Love In the Time of Contraception
By Shannon Drury, Tuesday, February 1, 2011, 1 commentsSadly, a novelization of my sexual life story wouldn’t be published by Harlequin—it would be a Tom Clancy-esque thriller, a tale of perseverance against an inexhaustible foe. My clear and present danger?
Sperm.
Puberty arrived for yours truly in 1984, a time when AIDS hysteria was nearly as pitched as the threat of thermonuclear war. In the Reagan years, the possibility of AIDS transforming from a death sentence to a chronic illness was nearly as unimaginable as German reunification or George Michael’s homosexuality. The message sent to horny teens everywhere was clear: DON’T HAVE SEX OR YOU’LL DIE! Just say no, indeed.
Later, the warning was appended thusly: IF YOU’RE GOING TO HAVE SEX ANYWAY, EVEN THOUGH WE TOLD YOU NOT TO, USE A CONDOM OR YOU’LL DIE! These were very sexy times.
My generation of college students, especially those on campuses in decidedly non-Studio 54 settings, worried less about contracting HIV than catching chlamydia or worse, an unplanned pregnancy. Every dormitory bathroom contained a small envelope packed with spermicide-coated condoms, but the slippery little devils tended to intimidate our nervous 18-year-old partners. We lamented these young men’s tendency to panic at the sound of the Trojan wrapper, so frantic about keeping it up while the condom was adjusted that softness attacked. Beer, the main source of nutrients for the average college student, didn’t help things.
Should we have postponed sex until marriage? It’s true that many of my friends married their college sweethearts, but no sane person buys a car without taking it around the block for a test drive.

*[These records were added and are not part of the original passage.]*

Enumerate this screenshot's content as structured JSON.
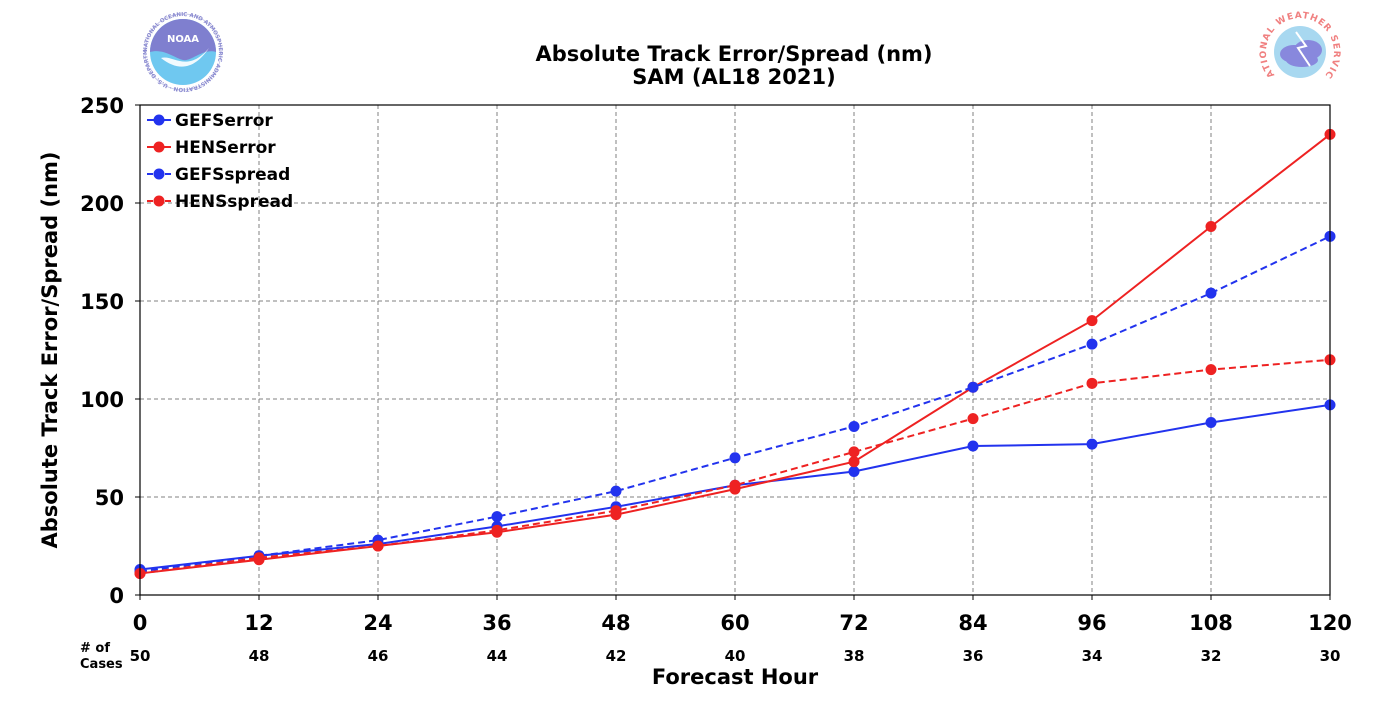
{
  "header": {
    "title_line1": "Absolute Track Error/Spread (nm)",
    "title_line2": "SAM (AL18 2021)"
  },
  "logos": {
    "left": {
      "name": "NOAA",
      "ring_text": "NATIONAL OCEANIC AND ATMOSPHERIC ADMINISTRATION · U.S. DEPARTMENT OF COMMERCE",
      "colors": {
        "top": "#7f7fcf",
        "bottom": "#6fc8f0",
        "ring": "#8a8ad0"
      }
    },
    "right": {
      "name": "NATIONAL WEATHER SERVICE",
      "colors": {
        "ring": "#f08080",
        "sky": "#a8d8f0",
        "cloud": "#8888dd"
      }
    }
  },
  "cases": {
    "header_line1": "# of",
    "header_line2": "Cases",
    "counts": [
      "50",
      "48",
      "46",
      "44",
      "42",
      "40",
      "38",
      "36",
      "34",
      "32",
      "30"
    ]
  },
  "chart_data": {
    "type": "line",
    "title": "Absolute Track Error/Spread (nm)\nSAM (AL18 2021)",
    "xlabel": "Forecast Hour",
    "ylabel": "Absolute Track Error/Spread (nm)",
    "x": [
      0,
      12,
      24,
      36,
      48,
      60,
      72,
      84,
      96,
      108,
      120
    ],
    "xlim": [
      0,
      120
    ],
    "ylim": [
      0,
      250
    ],
    "x_ticks": [
      0,
      12,
      24,
      36,
      48,
      60,
      72,
      84,
      96,
      108,
      120
    ],
    "y_ticks": [
      0,
      50,
      100,
      150,
      200,
      250
    ],
    "grid": true,
    "legend_position": "top-left",
    "series": [
      {
        "name": "GEFSerror",
        "color": "#2233ee",
        "dashed": false,
        "values": [
          13,
          20,
          26,
          35,
          45,
          56,
          63,
          76,
          77,
          88,
          97
        ]
      },
      {
        "name": "HENSerror",
        "color": "#ee2222",
        "dashed": false,
        "values": [
          11,
          18,
          25,
          32,
          41,
          54,
          68,
          106,
          140,
          188,
          235
        ]
      },
      {
        "name": "GEFSspread",
        "color": "#2233ee",
        "dashed": true,
        "values": [
          12,
          20,
          28,
          40,
          53,
          70,
          86,
          106,
          128,
          154,
          183
        ]
      },
      {
        "name": "HENSspread",
        "color": "#ee2222",
        "dashed": true,
        "values": [
          11,
          19,
          25,
          33,
          43,
          56,
          73,
          90,
          108,
          115,
          120
        ]
      }
    ]
  }
}
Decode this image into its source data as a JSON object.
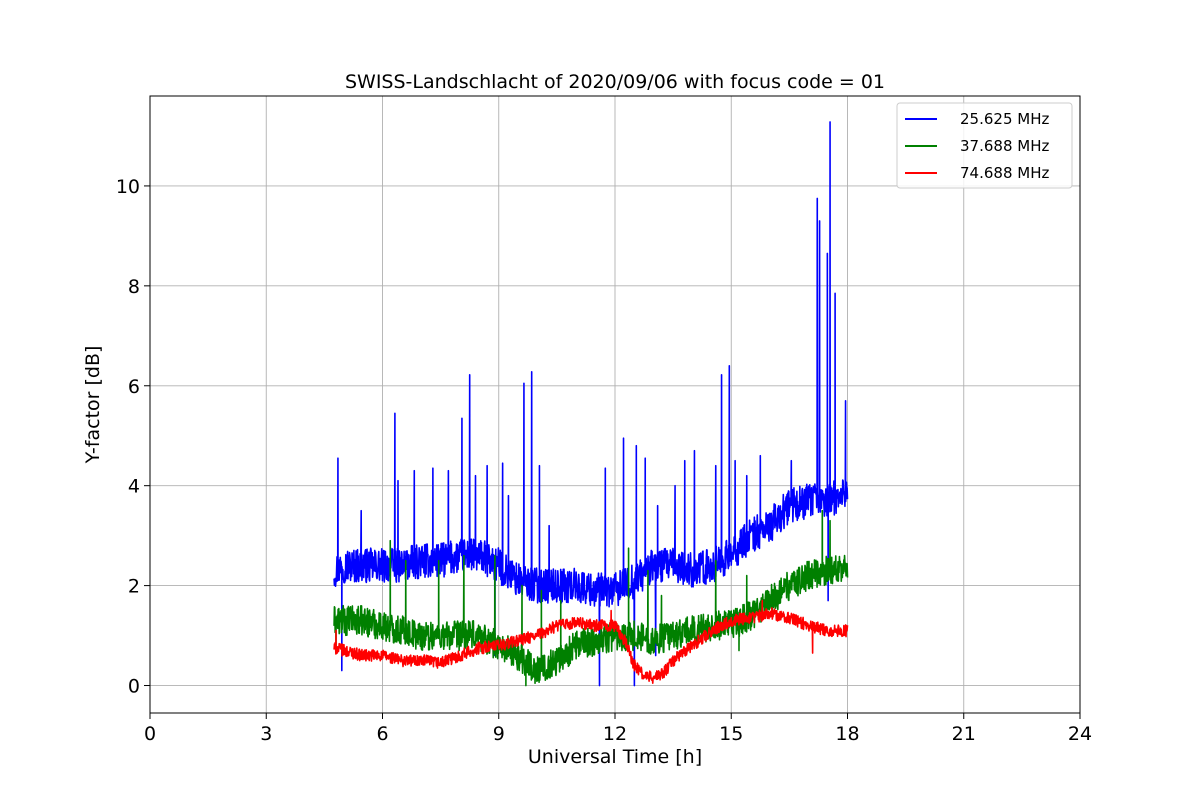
{
  "chart_data": {
    "type": "line",
    "title": "SWISS-Landschlacht of 2020/09/06 with focus code = 01",
    "xlabel": "Universal Time [h]",
    "ylabel": "Y-factor [dB]",
    "xlim": [
      0,
      24
    ],
    "ylim": [
      -0.55,
      11.8
    ],
    "xticks": [
      0,
      3,
      6,
      9,
      12,
      15,
      18,
      21,
      24
    ],
    "yticks": [
      0,
      2,
      4,
      6,
      8,
      10
    ],
    "grid": true,
    "legend_position": "top-right",
    "series": [
      {
        "name": "25.625 MHz",
        "color": "#0000ff",
        "x": [
          4.75,
          5.0,
          5.5,
          6.0,
          6.5,
          7.0,
          7.5,
          8.0,
          8.5,
          9.0,
          9.5,
          10.0,
          10.5,
          11.0,
          11.5,
          12.0,
          12.5,
          13.0,
          13.5,
          14.0,
          14.5,
          15.0,
          15.5,
          16.0,
          16.5,
          17.0,
          17.5,
          18.0
        ],
        "y": [
          2.3,
          2.4,
          2.4,
          2.4,
          2.4,
          2.5,
          2.5,
          2.6,
          2.6,
          2.4,
          2.1,
          2.0,
          2.0,
          2.0,
          1.9,
          1.9,
          2.1,
          2.4,
          2.4,
          2.3,
          2.4,
          2.6,
          3.0,
          3.2,
          3.6,
          3.7,
          3.7,
          3.9
        ],
        "spikes": [
          [
            4.85,
            4.55
          ],
          [
            5.45,
            3.5
          ],
          [
            6.32,
            5.45
          ],
          [
            6.4,
            4.1
          ],
          [
            6.82,
            4.3
          ],
          [
            7.3,
            4.35
          ],
          [
            7.7,
            4.3
          ],
          [
            8.05,
            5.35
          ],
          [
            8.25,
            6.22
          ],
          [
            8.4,
            4.2
          ],
          [
            8.7,
            4.4
          ],
          [
            9.1,
            4.45
          ],
          [
            9.25,
            3.8
          ],
          [
            9.65,
            6.05
          ],
          [
            9.85,
            6.28
          ],
          [
            10.05,
            4.4
          ],
          [
            10.3,
            3.2
          ],
          [
            11.75,
            4.35
          ],
          [
            12.22,
            4.95
          ],
          [
            12.55,
            4.8
          ],
          [
            12.78,
            4.55
          ],
          [
            13.1,
            3.6
          ],
          [
            13.55,
            4.0
          ],
          [
            13.8,
            4.5
          ],
          [
            14.05,
            4.7
          ],
          [
            14.6,
            4.4
          ],
          [
            14.75,
            6.22
          ],
          [
            14.95,
            6.4
          ],
          [
            15.1,
            4.5
          ],
          [
            15.4,
            4.2
          ],
          [
            15.75,
            4.6
          ],
          [
            16.55,
            4.5
          ],
          [
            17.22,
            9.75
          ],
          [
            17.28,
            9.3
          ],
          [
            17.48,
            8.65
          ],
          [
            17.55,
            11.28
          ],
          [
            17.68,
            7.85
          ],
          [
            17.95,
            5.7
          ]
        ],
        "dips": [
          [
            4.95,
            0.3
          ],
          [
            11.6,
            0.0
          ],
          [
            12.5,
            0.0
          ],
          [
            13.05,
            0.6
          ],
          [
            17.5,
            1.7
          ],
          [
            8.9,
            0.6
          ]
        ]
      },
      {
        "name": "37.688 MHz",
        "color": "#008000",
        "x": [
          4.75,
          5.0,
          5.5,
          6.0,
          6.5,
          7.0,
          7.5,
          8.0,
          8.5,
          9.0,
          9.5,
          10.0,
          10.5,
          11.0,
          11.5,
          12.0,
          12.5,
          13.0,
          13.5,
          14.0,
          14.5,
          15.0,
          15.5,
          16.0,
          16.5,
          17.0,
          17.5,
          18.0
        ],
        "y": [
          1.3,
          1.3,
          1.3,
          1.2,
          1.1,
          1.0,
          1.0,
          1.0,
          1.0,
          0.8,
          0.6,
          0.3,
          0.5,
          0.8,
          0.9,
          1.0,
          1.0,
          0.9,
          1.0,
          1.1,
          1.2,
          1.2,
          1.4,
          1.7,
          2.0,
          2.2,
          2.3,
          2.4
        ],
        "spikes": [
          [
            6.2,
            2.9
          ],
          [
            6.6,
            2.5
          ],
          [
            7.45,
            2.5
          ],
          [
            8.1,
            2.6
          ],
          [
            8.9,
            2.6
          ],
          [
            9.6,
            2.0
          ],
          [
            10.1,
            1.9
          ],
          [
            10.6,
            1.7
          ],
          [
            12.35,
            2.75
          ],
          [
            12.85,
            2.3
          ],
          [
            13.2,
            1.8
          ],
          [
            14.6,
            2.5
          ],
          [
            15.4,
            2.2
          ],
          [
            17.35,
            3.5
          ],
          [
            17.55,
            3.3
          ]
        ],
        "dips": [
          [
            4.8,
            0.65
          ],
          [
            9.7,
            0.0
          ],
          [
            10.0,
            0.1
          ],
          [
            15.2,
            0.7
          ]
        ]
      },
      {
        "name": "74.688 MHz",
        "color": "#ff0000",
        "x": [
          4.75,
          5.0,
          5.5,
          6.0,
          6.5,
          7.0,
          7.5,
          8.0,
          8.5,
          9.0,
          9.5,
          10.0,
          10.5,
          11.0,
          11.5,
          12.0,
          12.25,
          12.5,
          12.75,
          13.0,
          13.25,
          13.5,
          14.0,
          14.5,
          15.0,
          15.5,
          16.0,
          16.5,
          17.0,
          17.5,
          18.0
        ],
        "y": [
          0.75,
          0.7,
          0.6,
          0.6,
          0.5,
          0.5,
          0.45,
          0.6,
          0.75,
          0.8,
          0.9,
          1.0,
          1.2,
          1.25,
          1.2,
          1.2,
          0.9,
          0.4,
          0.2,
          0.15,
          0.25,
          0.5,
          0.8,
          1.1,
          1.3,
          1.35,
          1.45,
          1.35,
          1.2,
          1.1,
          1.1
        ],
        "spikes": [
          [
            4.8,
            1.1
          ],
          [
            11.9,
            1.5
          ],
          [
            15.8,
            1.7
          ]
        ],
        "dips": [
          [
            17.1,
            0.65
          ]
        ]
      }
    ]
  }
}
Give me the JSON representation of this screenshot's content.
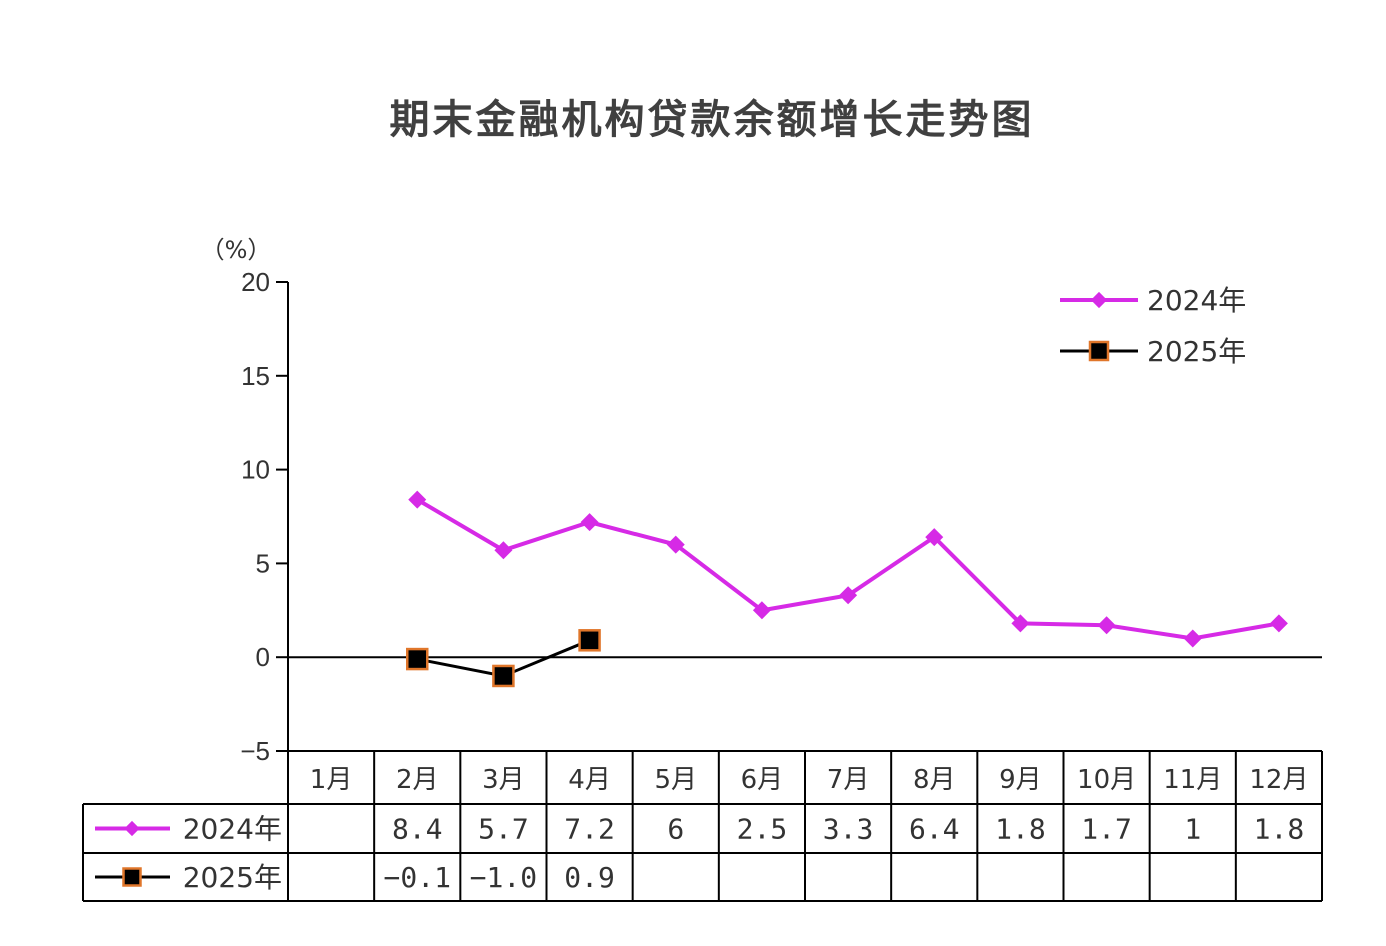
{
  "chart_data": {
    "type": "line",
    "title": "期末金融机构贷款余额增长走势图",
    "ylabel": "（%）",
    "xlabel": "",
    "ylim": [
      -5,
      20
    ],
    "yticks": [
      "20",
      "15",
      "10",
      "5",
      "0",
      "−5"
    ],
    "grid": false,
    "legend_position": "top-right",
    "categories": [
      "1月",
      "2月",
      "3月",
      "4月",
      "5月",
      "6月",
      "7月",
      "8月",
      "9月",
      "10月",
      "11月",
      "12月"
    ],
    "series": [
      {
        "name": "2024年",
        "marker": "diamond",
        "color": "#d62ae6",
        "values": [
          null,
          8.4,
          5.7,
          7.2,
          6,
          2.5,
          3.3,
          6.4,
          1.8,
          1.7,
          1,
          1.8
        ],
        "labels": [
          "",
          "8.4",
          "5.7",
          "7.2",
          "6",
          "2.5",
          "3.3",
          "6.4",
          "1.8",
          "1.7",
          "1",
          "1.8"
        ]
      },
      {
        "name": "2025年",
        "marker": "square",
        "color": "#000000",
        "marker_edge_color": "#e0762a",
        "values": [
          null,
          -0.1,
          -1.0,
          0.9,
          null,
          null,
          null,
          null,
          null,
          null,
          null,
          null
        ],
        "labels": [
          "",
          "−0.1",
          "−1.0",
          "0.9",
          "",
          "",
          "",
          "",
          "",
          "",
          "",
          ""
        ]
      }
    ]
  }
}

After graduation, in a trusting relationship with a non-alcoholic, I filled my first prescription for the Pill. On Day 10, when one of my Starbucks customers complained that he asked for a no-whip mocha, I crawled to the back room and wept— a big deal in the coffee world, where you’re expected to be so blasted on caffeine that you can charge through eight hours without stopping. After work, I remained too skittish to desire sex at all, defeating the Pill’s purpose entirely.